The patriarchate also demanded the return of other properties in the Central Anatolian province of Sivas formerly owned by the Sansaryan Foundation in the lawsuit it filed March 14.

“We are not going to content ourselves with the mere return of historical buildings. We are also going to demand compensation from the Foundations General Directorate for all material losses incurred by the patriarchate since 1936,” Elbeyoğlu said.

Upon the government’s request, Turkey’s minority groups in 1936 gave the government declarations detailing their real property. Over the years, however, many of these properties did not remain registered under the minority foundations’ names, and some were even sold to third parties.

Turkey’s Foundations General Directorate expropriated the Sansaryan Foundation citing the 1936 Declaration, according to Elbeyoğlu.

The Turkish-Armenian Patriarchate also filed another suit against the Foundations Directorate General in recent months demanding that the Sansaryan Shopping Center in Istanbul’s Eminönü district be returned to the patriarchate. However, the head of Turkey’s Foundations Directorate General has said it will not be returned despite a ruling by an Istanbul court to impose an interim injunction over the building.

“This runs counter to all international legal [norms] as well as the Treaty of Lausanne.

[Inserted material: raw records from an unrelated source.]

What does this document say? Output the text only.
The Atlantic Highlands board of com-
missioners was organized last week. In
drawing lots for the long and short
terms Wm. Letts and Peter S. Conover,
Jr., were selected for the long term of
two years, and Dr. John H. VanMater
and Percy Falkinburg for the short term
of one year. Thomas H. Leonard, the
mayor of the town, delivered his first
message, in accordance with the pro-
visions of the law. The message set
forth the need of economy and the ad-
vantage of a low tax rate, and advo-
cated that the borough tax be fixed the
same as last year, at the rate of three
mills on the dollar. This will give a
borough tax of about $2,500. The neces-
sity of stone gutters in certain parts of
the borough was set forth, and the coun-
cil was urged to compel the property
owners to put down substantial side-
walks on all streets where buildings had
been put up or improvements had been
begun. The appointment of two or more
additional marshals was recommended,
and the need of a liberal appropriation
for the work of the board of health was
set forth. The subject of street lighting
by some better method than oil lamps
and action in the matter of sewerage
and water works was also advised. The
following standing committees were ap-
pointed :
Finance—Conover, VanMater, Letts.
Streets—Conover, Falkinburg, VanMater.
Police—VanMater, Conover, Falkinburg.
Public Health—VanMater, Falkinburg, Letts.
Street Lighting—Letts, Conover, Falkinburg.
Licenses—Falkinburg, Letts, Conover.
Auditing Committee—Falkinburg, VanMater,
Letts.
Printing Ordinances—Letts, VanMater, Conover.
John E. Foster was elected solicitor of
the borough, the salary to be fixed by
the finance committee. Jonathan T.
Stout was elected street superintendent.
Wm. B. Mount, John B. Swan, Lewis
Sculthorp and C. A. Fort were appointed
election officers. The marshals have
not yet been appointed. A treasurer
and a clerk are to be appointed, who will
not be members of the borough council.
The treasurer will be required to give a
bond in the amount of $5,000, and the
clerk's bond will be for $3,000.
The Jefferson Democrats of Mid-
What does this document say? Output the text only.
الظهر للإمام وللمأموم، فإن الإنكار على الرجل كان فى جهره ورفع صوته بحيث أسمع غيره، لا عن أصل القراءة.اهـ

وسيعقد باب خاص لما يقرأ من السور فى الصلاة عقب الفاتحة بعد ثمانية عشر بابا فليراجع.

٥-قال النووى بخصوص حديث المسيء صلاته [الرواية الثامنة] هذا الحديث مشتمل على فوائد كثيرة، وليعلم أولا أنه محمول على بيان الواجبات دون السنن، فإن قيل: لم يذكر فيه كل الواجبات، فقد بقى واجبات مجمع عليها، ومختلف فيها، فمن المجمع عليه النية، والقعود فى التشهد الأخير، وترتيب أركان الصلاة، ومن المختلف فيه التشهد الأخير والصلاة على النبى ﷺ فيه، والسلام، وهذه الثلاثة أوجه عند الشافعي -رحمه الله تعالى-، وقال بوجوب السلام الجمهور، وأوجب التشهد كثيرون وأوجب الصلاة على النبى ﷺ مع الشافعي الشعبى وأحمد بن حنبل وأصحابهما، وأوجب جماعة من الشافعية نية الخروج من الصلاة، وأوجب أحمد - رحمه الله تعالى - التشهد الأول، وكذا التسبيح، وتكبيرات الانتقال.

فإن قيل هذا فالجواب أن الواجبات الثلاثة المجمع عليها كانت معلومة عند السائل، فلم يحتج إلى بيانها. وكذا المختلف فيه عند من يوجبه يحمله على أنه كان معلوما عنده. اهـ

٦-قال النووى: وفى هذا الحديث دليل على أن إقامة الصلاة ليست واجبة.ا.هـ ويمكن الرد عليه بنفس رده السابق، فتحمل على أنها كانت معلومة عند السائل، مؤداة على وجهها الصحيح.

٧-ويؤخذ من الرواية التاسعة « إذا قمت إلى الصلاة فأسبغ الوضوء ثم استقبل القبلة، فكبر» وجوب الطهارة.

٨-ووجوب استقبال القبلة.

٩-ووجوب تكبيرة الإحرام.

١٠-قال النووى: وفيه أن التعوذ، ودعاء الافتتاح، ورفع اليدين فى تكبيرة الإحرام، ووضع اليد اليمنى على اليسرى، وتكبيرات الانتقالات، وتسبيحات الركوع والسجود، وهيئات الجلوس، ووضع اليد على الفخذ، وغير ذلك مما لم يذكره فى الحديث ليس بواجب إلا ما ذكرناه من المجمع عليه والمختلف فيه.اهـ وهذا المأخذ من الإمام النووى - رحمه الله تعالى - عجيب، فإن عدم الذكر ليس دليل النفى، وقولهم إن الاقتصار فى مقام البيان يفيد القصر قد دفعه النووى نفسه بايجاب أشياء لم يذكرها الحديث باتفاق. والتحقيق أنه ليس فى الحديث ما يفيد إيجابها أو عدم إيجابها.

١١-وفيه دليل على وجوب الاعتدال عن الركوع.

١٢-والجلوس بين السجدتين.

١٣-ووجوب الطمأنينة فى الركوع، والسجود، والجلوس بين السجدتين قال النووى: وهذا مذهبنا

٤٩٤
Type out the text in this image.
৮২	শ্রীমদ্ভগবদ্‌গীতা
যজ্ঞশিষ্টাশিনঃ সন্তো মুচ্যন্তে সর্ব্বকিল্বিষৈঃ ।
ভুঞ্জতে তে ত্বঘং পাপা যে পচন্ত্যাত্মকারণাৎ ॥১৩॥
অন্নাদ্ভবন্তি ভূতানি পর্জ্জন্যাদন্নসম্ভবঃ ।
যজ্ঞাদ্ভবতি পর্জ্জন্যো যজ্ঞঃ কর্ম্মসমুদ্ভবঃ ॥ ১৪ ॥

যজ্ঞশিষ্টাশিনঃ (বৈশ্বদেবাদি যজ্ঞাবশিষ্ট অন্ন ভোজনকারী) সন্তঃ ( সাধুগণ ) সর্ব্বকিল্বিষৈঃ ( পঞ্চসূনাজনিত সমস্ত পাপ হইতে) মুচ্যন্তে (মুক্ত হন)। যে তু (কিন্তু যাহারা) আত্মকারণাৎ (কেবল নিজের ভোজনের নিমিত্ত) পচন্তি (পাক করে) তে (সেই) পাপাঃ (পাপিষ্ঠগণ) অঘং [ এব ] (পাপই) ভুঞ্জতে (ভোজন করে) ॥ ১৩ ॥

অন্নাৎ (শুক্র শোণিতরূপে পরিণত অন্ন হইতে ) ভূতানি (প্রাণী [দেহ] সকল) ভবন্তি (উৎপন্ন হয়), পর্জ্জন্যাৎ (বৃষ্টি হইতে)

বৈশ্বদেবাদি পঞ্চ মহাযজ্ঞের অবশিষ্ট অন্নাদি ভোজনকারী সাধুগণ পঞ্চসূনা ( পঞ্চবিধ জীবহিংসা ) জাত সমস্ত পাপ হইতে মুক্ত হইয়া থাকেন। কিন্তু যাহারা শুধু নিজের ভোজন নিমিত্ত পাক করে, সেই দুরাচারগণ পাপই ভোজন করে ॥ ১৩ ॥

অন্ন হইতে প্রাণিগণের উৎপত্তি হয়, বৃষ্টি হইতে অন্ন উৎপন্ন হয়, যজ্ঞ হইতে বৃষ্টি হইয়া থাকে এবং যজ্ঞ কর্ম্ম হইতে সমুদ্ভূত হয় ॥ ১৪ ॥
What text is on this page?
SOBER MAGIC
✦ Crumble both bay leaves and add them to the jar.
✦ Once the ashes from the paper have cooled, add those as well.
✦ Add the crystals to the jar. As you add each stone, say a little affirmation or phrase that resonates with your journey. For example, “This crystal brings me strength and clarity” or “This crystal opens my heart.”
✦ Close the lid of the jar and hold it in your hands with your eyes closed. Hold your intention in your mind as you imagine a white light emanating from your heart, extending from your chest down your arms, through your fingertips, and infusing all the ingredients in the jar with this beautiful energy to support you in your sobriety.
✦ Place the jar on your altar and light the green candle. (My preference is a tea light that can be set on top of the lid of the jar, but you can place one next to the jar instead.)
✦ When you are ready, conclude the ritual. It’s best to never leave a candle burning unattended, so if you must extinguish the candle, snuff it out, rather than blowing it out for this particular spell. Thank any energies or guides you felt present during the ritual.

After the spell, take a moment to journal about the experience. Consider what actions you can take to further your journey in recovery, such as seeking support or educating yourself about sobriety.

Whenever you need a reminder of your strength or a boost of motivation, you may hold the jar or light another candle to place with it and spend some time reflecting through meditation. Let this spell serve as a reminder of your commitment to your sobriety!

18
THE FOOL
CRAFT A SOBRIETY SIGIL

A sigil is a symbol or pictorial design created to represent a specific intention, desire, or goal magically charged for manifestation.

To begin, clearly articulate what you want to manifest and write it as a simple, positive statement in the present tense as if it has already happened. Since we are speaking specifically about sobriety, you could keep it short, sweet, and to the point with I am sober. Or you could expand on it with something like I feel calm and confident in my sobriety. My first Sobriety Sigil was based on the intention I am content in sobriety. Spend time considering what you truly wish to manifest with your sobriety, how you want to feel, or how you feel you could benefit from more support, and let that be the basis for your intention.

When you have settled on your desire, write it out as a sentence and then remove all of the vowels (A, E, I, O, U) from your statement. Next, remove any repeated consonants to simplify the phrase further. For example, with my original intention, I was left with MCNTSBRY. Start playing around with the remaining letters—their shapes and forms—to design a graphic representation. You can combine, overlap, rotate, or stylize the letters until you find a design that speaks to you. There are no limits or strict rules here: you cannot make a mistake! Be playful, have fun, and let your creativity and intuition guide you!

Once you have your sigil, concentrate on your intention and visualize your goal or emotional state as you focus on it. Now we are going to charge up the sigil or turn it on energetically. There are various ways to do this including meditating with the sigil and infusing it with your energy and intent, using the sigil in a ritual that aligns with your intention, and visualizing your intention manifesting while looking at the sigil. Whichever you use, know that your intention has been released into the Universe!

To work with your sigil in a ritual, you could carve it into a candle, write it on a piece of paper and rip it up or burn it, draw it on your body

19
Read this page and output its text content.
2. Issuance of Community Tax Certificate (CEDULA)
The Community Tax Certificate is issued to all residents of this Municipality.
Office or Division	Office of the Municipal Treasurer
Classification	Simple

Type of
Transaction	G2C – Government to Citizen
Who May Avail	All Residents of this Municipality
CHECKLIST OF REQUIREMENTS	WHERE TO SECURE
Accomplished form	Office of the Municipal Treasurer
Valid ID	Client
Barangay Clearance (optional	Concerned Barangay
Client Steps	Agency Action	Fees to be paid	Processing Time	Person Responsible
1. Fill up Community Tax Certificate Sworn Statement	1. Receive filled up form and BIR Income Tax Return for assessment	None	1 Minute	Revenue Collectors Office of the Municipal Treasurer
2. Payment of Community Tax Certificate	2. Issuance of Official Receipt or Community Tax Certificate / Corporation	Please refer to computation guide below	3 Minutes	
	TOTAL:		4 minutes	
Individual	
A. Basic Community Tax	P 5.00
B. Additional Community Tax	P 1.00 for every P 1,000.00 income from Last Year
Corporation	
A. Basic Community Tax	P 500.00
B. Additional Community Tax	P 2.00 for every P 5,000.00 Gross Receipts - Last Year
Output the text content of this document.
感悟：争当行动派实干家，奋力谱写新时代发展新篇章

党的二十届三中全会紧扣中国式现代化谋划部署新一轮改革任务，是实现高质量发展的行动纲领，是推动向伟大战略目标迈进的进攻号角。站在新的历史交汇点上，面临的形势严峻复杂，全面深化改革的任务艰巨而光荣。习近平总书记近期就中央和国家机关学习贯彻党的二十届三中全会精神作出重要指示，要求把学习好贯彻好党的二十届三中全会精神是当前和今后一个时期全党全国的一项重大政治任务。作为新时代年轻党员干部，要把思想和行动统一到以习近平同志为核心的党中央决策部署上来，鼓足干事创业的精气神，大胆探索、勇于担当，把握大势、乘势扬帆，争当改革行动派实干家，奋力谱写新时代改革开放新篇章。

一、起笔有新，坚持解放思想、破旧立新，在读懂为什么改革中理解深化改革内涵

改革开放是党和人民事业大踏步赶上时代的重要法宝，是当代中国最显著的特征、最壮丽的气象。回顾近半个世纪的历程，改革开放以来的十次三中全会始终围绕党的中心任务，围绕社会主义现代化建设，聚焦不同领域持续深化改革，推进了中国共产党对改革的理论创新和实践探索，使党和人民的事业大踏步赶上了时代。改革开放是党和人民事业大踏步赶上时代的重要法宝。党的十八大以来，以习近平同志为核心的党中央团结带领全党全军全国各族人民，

The Patriarchate is still in possession of the title deed,” Elbeyoğlu said.

The Armenian community currently owns three small foundations across the whole of Anatolia. If the patriarchate wins its lawsuit, it will mark the first time that Turkey’s Armenian community has regained control of a foundation in Anatolia.

“If the Armenian community had not hesitated for various reasons, they could have filed this suit in 1936, as they are legally in the right. There is a case dated to 1936, and its files indicate that the patriarchate officially owns Sansaryan. Our research shows that the best-preserved archival documents are located at the Land Registry Cadastre,” Elbeyoğlu said.

Elbeyoğlu also dismissed suggestions indicating a link between the lawsuit and the Foundations Law that recently came into effect. The Turkish government enacted a measure that went into effect on Aug. 27, 2011, to return properties seized from minority foundations through the 1936 Declaration.

The Foundations Directorate General still classifies Sansaryan as a property left without a manager and whose ownership consequently passed onto the Foundation Directorate General, but for that definition to hold up in court, it would require there to be no citizens of Armenian descent in Turkey, according to Elbeyoğlu.

The Sansaryan Foundation was established by Mıgırdiç Sansaryan, a Russian-Armenian philanthropist. The police used the Sansaryan Shopping Center in Istanbul for a long period during which torture was widespread.